For this example, we will be using the Penguins dataset again but try to apply it to the titanic dataset too!

In [17]:
# loading the dataset
df = load_dataset('penguins')

# Cleaning the data
df = df.dropna()

Since ML algorithms cannot deal with categorical variables, we need to OneHotEncoder() them. As we remember, they are the variables 'Sex' and 'Island'. We will do it a little bit differently here, on the entire dataset instead of on the train and test arrays.

Note: 
* The .categories_ attribute contains a list containing an array of the attribute names 
* The encoded object contains the one-hot encoded array. By converting it to an explicit array, the data can be mapped to DataFrame columns.


In [18]:
one_hot = OneHotEncoder()

# For island
encoded1 = one_hot.fit_transform(df[['island']])
df[one_hot.categories_[0]] = encoded1.toarray()

# For sex
encoded2 = one_hot.fit_transform(df[['sex']])
df[one_hot.categories_[0]] = encoded2.toarray()

In [19]:
df

Unnamed: 0,species,island,bill_length_mm,bill_depth_mm,flipper_length_mm,body_mass_g,sex,Biscoe,Dream,Torgersen,Female,Male
0,Adelie,Torgersen,39.1,18.7,181.0,3750.0,Male,0.0,0.0,1.0,0.0,1.0
1,Adelie,Torgersen,39.5,17.4,186.0,3800.0,Female,0.0,0.0,1.0,1.0,0.0
2,Adelie,Torgersen,40.3,18.0,195.0,3250.0,Female,0.0,0.0,1.0,1.0,0.0
4,Adelie,Torgersen,36.7,19.3,193.0,3450.0,Female,0.0,0.0,1.0,1.0,0.0
5,Adelie,Torgersen,39.3,20.6,190.0,3650.0,Male,0.0,0.0,1.0,0.0,1.0
...,...,...,...,...,...,...,...,...,...,...,...,...
338,Gentoo,Biscoe,47.2,13.7,214.0,4925.0,Female,1.0,0.0,0.0,1.0,0.0
340,Gentoo,Biscoe,46.8,14.3,215.0,4850.0,Female,1.0,0.0,0.0,1.0,0.0
341,Gentoo,Biscoe,50.4,15.7,222.0,5750.0,Male,1.0,0.0,0.0,0.0,1.0
342,Gentoo,Biscoe,45.2,14.8,212.0,5200.0,Female,1.0,0.0,0.0,1.0,0.0


In [23]:
#Dropping the original categorical variables from the dataframe
df.drop(['sex', 'island'], axis = 1, inplace=True)

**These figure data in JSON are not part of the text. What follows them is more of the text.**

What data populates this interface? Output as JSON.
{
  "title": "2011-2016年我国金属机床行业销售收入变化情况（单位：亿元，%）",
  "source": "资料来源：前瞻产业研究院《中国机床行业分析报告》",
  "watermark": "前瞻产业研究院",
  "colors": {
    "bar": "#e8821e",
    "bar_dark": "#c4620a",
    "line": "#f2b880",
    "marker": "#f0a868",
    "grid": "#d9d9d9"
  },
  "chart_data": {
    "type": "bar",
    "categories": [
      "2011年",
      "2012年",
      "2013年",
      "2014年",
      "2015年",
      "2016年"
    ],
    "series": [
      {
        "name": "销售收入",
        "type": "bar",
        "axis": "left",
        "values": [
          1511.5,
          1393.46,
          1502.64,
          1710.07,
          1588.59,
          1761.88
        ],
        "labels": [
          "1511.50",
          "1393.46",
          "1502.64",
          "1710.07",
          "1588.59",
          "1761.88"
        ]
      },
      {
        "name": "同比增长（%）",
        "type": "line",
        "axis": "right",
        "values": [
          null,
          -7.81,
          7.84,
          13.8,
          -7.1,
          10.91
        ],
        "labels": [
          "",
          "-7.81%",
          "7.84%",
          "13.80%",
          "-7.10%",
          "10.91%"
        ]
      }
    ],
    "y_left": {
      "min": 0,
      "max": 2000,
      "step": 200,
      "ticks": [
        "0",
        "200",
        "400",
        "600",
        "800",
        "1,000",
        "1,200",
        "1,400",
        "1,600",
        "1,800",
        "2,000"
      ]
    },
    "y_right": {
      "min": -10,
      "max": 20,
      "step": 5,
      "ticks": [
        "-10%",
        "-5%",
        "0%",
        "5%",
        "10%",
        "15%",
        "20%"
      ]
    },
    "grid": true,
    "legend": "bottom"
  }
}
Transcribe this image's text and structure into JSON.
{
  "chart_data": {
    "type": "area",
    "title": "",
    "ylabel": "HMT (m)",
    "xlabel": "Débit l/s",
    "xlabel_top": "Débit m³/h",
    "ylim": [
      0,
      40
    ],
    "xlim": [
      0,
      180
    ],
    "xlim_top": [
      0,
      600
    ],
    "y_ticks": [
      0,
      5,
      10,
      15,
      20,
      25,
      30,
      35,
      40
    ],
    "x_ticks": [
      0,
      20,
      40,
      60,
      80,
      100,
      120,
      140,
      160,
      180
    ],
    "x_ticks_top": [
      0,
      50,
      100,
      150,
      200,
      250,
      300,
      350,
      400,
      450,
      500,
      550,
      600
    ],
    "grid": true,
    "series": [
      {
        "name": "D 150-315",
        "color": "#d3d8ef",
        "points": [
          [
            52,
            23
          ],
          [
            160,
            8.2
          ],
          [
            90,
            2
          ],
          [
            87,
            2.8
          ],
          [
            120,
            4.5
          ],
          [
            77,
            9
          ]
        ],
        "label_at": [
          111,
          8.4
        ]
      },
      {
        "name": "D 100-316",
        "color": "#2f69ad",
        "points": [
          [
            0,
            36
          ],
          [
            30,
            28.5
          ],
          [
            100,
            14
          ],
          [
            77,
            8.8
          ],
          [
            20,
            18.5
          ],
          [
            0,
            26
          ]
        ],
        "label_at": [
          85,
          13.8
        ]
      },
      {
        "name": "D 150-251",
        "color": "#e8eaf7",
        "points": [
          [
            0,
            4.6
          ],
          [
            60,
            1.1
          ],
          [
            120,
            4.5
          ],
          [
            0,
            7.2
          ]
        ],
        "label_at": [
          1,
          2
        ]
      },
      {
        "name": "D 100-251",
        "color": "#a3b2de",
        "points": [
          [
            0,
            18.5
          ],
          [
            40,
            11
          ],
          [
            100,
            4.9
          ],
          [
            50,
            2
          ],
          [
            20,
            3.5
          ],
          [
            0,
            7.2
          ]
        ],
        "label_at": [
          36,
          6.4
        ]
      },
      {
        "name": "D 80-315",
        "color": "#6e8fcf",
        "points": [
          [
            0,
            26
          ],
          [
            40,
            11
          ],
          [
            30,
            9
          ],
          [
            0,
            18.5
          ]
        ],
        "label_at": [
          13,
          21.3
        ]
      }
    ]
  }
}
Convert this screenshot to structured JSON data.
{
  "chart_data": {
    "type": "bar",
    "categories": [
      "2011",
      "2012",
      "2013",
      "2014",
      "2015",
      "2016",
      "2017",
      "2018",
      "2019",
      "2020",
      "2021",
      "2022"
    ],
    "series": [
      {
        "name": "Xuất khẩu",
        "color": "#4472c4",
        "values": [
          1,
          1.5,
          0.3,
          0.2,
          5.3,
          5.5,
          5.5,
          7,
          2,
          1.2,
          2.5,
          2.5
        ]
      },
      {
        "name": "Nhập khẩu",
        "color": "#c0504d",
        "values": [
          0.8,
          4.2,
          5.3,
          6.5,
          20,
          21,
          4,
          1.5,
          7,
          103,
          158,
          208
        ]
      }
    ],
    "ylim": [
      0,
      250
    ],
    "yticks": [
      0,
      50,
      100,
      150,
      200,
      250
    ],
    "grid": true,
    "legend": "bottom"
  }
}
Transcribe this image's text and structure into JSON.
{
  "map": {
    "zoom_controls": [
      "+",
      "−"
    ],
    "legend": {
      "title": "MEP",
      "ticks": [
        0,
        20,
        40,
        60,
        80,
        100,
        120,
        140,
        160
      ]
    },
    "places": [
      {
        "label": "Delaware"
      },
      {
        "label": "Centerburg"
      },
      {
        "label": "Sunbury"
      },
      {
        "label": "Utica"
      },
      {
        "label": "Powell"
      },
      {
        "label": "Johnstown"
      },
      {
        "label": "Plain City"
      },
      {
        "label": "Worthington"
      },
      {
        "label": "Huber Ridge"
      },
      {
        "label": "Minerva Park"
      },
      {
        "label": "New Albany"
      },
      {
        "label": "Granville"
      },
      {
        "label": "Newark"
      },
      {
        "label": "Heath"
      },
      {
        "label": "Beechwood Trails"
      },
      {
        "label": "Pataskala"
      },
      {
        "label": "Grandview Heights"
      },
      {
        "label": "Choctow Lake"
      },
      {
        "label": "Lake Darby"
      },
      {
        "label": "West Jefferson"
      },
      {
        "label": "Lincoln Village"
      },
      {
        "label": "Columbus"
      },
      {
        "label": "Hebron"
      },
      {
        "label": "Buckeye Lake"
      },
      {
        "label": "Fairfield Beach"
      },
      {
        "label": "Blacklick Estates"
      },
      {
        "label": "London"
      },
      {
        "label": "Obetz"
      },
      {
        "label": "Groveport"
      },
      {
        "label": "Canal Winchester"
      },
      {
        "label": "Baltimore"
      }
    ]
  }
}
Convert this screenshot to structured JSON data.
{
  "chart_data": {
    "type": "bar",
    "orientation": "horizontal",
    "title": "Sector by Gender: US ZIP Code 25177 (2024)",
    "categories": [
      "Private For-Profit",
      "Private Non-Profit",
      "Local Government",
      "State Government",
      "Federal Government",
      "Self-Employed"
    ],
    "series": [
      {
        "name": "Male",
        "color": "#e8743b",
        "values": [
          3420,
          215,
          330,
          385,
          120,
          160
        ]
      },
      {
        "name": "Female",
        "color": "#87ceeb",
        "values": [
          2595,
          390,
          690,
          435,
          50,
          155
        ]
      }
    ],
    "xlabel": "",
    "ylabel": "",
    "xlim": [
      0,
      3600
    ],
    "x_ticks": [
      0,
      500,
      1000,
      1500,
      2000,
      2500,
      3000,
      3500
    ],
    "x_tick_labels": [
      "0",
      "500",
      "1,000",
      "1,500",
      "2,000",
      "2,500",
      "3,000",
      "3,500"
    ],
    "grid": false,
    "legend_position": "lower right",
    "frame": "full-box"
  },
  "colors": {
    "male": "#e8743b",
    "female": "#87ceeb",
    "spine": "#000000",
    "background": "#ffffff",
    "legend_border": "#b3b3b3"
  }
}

Documentation for the RandomForestClassifier: https://scikit-learn.org/stable/modules/generated/sklearn.ensemble.RandomForestClassifier.html

The parameters are very similar to those for the Decision Tree.
Note:
- n_estimators is The number of trees in the forest. The default is 100.

In [24]:
# Creating our X and y
X = df.copy()
X.drop(['species'], axis = 1, inplace=True)

y = df['species']

# Splitting our data into training and testing dataset
X_train, X_test, y_train, y_test = train_test_split(X, y, test_size=0.3, random_state=100, stratify=y)

In [25]:
# Creating our classifier 

forest_clf = RandomForestClassifier(n_estimators=100, random_state=100)

In [26]:
# Training the model

forest_clf.fit(X_train,y_train)

RandomForestClassifier(random_state=100)

In [27]:
# Testing/Predicting using our model
predictions = forest_clf.predict(X_test)

In [28]:
# Checking its accuracy
print(accuracy_score(y_test, predictions))

0.98


At home practice: apply random forest algorithm on titanic data and decision tree algorithm on penguins data. Compare and contrast the accuracy of the predictions.